The Power of Story

The Power of Story

The-AlchemistLast night I posted a short and simple question on my Facebook page:

What are the most spiritually inspirational books you’ve read?

By the morning there were over 100 replies and it made for fascinating reading.

Most of us have at least one book that has been a huge influence on our spiritual path, but as I read down the list on my page a pattern appeared. I guess that if I hadn’t given this much thought I would expect the replies to be filled with how-to books written to practically guide people through exercises that would help bring that person closer to whatever it was they were seeking. However, when I read through the responses, and also when I took some time to really think about what I would reply, it wasn’t how-to books at all that were the most popular. Instead it was spiritual novels, and books of an almost autobiographical nature, that seemed to bring people the most inspiration.

Of course, I shouldn’t have been surprised at all. The human imagination is a powerful thing, and stories can take us to places that feel both fantastic and real. From Jonathan Livingston Seagull, to The Alchemist and Lord of the Rings, these books take us out of our everyday lives and help us to feel that things are much more magical, much more meaningful, than our sometimes monotonous lives can lead us to believe.

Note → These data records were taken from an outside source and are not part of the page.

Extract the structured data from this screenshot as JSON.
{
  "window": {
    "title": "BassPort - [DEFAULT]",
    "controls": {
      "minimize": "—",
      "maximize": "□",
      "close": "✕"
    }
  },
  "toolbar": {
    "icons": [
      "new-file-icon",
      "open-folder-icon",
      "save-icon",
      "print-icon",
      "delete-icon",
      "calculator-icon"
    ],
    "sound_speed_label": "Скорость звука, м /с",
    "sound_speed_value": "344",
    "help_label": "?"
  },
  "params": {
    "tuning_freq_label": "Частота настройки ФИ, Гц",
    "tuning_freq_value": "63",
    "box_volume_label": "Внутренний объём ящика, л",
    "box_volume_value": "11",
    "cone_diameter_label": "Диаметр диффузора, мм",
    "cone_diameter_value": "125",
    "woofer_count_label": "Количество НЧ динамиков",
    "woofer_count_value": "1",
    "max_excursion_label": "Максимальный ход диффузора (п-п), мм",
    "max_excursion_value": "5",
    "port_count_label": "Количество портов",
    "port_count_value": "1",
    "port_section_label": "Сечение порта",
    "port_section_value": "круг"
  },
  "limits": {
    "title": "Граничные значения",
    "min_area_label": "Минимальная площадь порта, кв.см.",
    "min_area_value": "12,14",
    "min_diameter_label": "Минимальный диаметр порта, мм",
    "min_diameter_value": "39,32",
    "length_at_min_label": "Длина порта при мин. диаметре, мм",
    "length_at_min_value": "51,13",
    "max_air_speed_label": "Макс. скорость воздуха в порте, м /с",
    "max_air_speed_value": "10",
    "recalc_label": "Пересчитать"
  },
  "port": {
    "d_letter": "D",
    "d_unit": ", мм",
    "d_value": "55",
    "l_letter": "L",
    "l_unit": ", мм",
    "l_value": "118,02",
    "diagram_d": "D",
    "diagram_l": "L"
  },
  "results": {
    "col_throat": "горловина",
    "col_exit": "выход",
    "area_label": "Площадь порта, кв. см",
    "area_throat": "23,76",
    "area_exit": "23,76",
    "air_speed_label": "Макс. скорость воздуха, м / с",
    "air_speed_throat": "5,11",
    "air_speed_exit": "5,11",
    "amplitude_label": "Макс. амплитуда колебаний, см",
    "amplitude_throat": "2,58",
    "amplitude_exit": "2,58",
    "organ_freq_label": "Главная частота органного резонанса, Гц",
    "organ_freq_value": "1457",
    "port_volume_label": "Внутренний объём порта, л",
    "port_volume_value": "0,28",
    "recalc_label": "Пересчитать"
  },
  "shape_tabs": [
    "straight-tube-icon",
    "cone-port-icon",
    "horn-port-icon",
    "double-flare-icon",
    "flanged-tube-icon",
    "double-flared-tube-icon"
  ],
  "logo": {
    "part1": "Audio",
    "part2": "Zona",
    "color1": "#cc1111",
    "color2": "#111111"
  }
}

When I read of the vicar Peter Owen Jones’ experiences in a cave in Egypt, and the experiences of solitude that led to him to write Letters from an Extreme Pilgrim (one of my favourite books) I was there with him, and I also found myself yearning for that sense of solitude and connection with the Divine.

These books can take us to these places in our imagination and, as any real magician knows, all magic begins in the imagination. In our secular, materialist age it is obvious that the imagination is not given the credence it deserves. But in consciousness research, when we begin to question what consciousness is, and where it comes from (beyond the standard scientific materialist dogma of course) it is obvious that the imagination is more akin to what Shamanistic societies have always believed. After all, if we have a thought, what is it that is observing that thought? Maybe that’s a topic for another article… Either way these spiritual stories and autobiographies take us out of our everyday lives and into an inner space that can be more open and more meaningful.

So my iPad Kindle app has taken a hammering this morning, downloading another batch of recommended reading.

So.

What are the most spiritually inspirational books you’ve read?

11 responses to “The Power of Story”

  1. Funny you should mention Jonathan Livingstone Seagull. I found the next Richard Bach book – Illusions – much more inspirational. (Sorry if that adds another one to your ‘to read’ list!)

  2. I thought ‘The Eagle and the Raven ‘ by Pauline Gedge was a very good read. I think I’ll have to read it again, it’s been a long time.

  3. How funny the someone should mention The Eagle and the Raven! I thought I was just about the only person to have read that. Read it as a teenager- probably 7 or 8 times. I still have the ancient, falling apart, paperback.
    May just have to read it again too.
    Some years later, I also loved and re-read Amanda Scott’s series of the same people and time period.
    I just wish the whole series was available on Audible – so far only book one.

  4. I grew up in the 60s and 70s guided and inspired by the works of Tolkien and Carlos Casteneda. Then through The Mists of Avalon and The Way of Wyrd amongst many others. It makes me want to read them all again!

  5. I am still reading the Eagle and the Raven, as others here have said. But, my number one biggest influence was The Fifth Sacred Thing by Starhawk. It changed how I walked forward into the future,

  6. I’d have to say three books, or series rather, heavily influenced my developing pagan self in my formative years. The Sea of Trolls, and it’s sequels, by Nancy Farmer, and Gifts, and it’s sequels, as well as the Earthsea chronicles, both by Ursula Kevin LeGuin

  7. The Mists of Avalon, A Midsummer’s Night’s Dream, Women Who Run with the Wolves,also, most recently, Lammas Night.